If the past due notice doesn’t work, call your customer. Past due notices that are followed up with a “friendly voice reminder” often bring payments in sooner. Your invoices and statements should clearly state the penalties that will be assessed for late payment and on all follow-up notices. Interest or penalty fees should be highlighted.
2. Reward Early Payments
Customers respond to discounts and like the idea of being rewarded for being a good customer. By offering a discount for payments received prior to the due date, you’ll have more cash on hand and more loyal customers. You can also offer discounts when orders are paid up front or with a deposit.
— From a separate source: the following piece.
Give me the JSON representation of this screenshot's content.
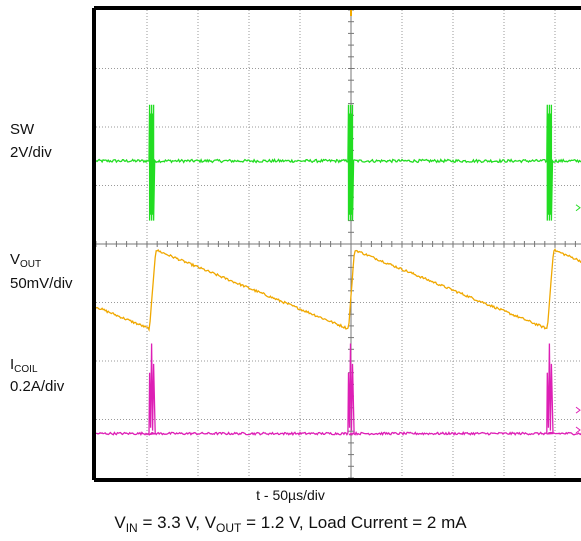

If you offer a discount and the customer takes the discount without meeting the terms, send them a bill for the balance. Don’t reward non-compliance.
3. Negotiate with Your Suppliers
You won’t be the only one offering discounts for early payment. Many of your suppliers will do the same thing. You may have to negotiate a discount with them, but many of them are also concerned about cash flow and will likely entertain the idea. Conversely, you can also negotiate payment extensions that will reduce the monthly outlay.
4. Accept Credit Cards
For customers with tight cash flow, offering credit card payment can be an effective way to improve your collections. You’ll have to pay the merchant services fees, but this may be a worthwhile investment when you factor in the cost of collections and your own need for cash flow. You might consider offering that as a payment option at the point of sale so that you can collect the customer’s credit card information ahead of time and simply bill it at the point of shipment.
5. Manage Your Bill Payments
You want to collect as quickly as you can and pay as slowly as you can. Use the billing cycles that are built into the payment terms of your creditors to manage your cash out-flow. This includes your credit cards as well as your vendors. Study your creditors’ payment terms to learn when their billing cycle starts and the length of their grace period, if they have one. Consider making the payments exactly on the due date using an automatic electronic payment rather than paying in advance. This has to be handled carefully, as you don’t want to jeopardize your credit rating or your relationship with your suppliers, but it can be an effective way to help match your cash out-flow with your collections.